PS: Prime contract PS prices appeared to have held steady this month, following the implementation of the December 5¢.lb increase, according to PCW’s Barry. “Preliminary industry data for December showed sales outpacing production by 52 million pounds, as capacity utilization fell just short of 70%. Similarly, November has a large inventory draw of 49 million pounds due to above-average sales and weak production. December PS production of 326 million pounds was the lowest since June 2016.” For February, PS prices could remain flat and perhaps even drop, depending on the benzene and ethylene prices, though some planned styrene monomer shutdowns through first quarter could hamper a reduction.

PVC: While PVC prices dropped by a total of 4¢/lb in the Dec.-Jan. time frame (more than nixing the Nov. 3¢/lb hike), suppliers were out with a new 3¢/lb price hike, effective February 1. PCW senior editor Donna Todd reported that PVC buyers appeared to be split along the “usual lines” regarding the February increase. “Pipe converters regarded it as a positive development, believing it will help them to push pipe prices higher this spring. Buyers in other downstream markets, however, were fighting the prospect of a 3¢/lb price increase with every tool at their disposal.”

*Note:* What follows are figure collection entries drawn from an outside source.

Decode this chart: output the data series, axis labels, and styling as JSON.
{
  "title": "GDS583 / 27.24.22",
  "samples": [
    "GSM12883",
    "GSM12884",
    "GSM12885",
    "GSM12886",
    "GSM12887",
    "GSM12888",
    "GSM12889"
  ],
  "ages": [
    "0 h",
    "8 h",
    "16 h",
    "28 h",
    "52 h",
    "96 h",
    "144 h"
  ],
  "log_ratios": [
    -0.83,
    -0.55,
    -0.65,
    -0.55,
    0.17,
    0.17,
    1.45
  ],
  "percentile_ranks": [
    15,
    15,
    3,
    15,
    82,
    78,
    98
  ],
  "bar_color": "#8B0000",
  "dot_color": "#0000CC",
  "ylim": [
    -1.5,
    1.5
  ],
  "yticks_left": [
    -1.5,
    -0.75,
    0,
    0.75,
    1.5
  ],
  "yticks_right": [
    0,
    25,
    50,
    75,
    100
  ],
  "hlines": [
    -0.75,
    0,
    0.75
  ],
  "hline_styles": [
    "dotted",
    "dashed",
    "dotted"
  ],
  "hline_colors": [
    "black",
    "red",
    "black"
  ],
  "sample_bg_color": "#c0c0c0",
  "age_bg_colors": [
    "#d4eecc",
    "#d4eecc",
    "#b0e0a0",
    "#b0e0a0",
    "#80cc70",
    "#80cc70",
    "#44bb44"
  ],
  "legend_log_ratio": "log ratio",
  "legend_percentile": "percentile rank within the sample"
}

Todd noted that there is frustration expressed by some non-pipe grade buyers that the predicted start dates of new ethylene crackers under construction had been pushed back. “There was 8.49 billion pounds of new ethylene capacity scheduled to come online in 2017 (some of which had been delayed from 2016). Only Oxy/Mexichem’s 1 billion lbs/yr Ingleside, Texas unit and Dow’s 3.3 billion lbs/yr Freeport, Texas units came online, as well as a 7 million lbs/yr at Westlake’s Calvert City, Kentucky unit for a total addition of 4.37 billion pounds. However, the capacity taken offline by Hurrican Harvey, some of which has still not returned to full rates, kept these additions from putting the substantial downward pressure on ethylene pricing that resin buyers had been expecting.”

PET: Domestic spot PET resin ended January’s third week at 71¢/lb bulk truck and railcar delivered Chicago area—up 2¢/lb from the week’s start, according to PCW’s editor Xavier Cronin. Meanwhile, PET contract business tied to published feedstock indexes was 2-4¢/lb lower than non-contract orders. Imported PET with an IV (intrinsic viscosity) of 78 ml/gram or higher was 68-69¢/lb DDP (delivered duty paid) East Coast and at 64-66¢/lb DDP Southern California.

Cronin also reported that Indorama Ventures USA, Asheboro, N.C., has bid about $10 million for M&G Chemical’s 360,000 m.t./yr (794 million lbs/yr) production facility in Apple Grove, W.V., and M&G’s research and development center in Sharon Center, Ohio. “The assets are for sale as part of M&G’s bankruptcy filing in October 2017. M&G’s unfinished 1.1 million m.t./yr (2.5 billion/lb/yr) PET and 1.3 m.t./yr (2.8 billion lb/yr) PTA plant in Corpus Christi are also for sale as part of the bankruptcy proceedings.”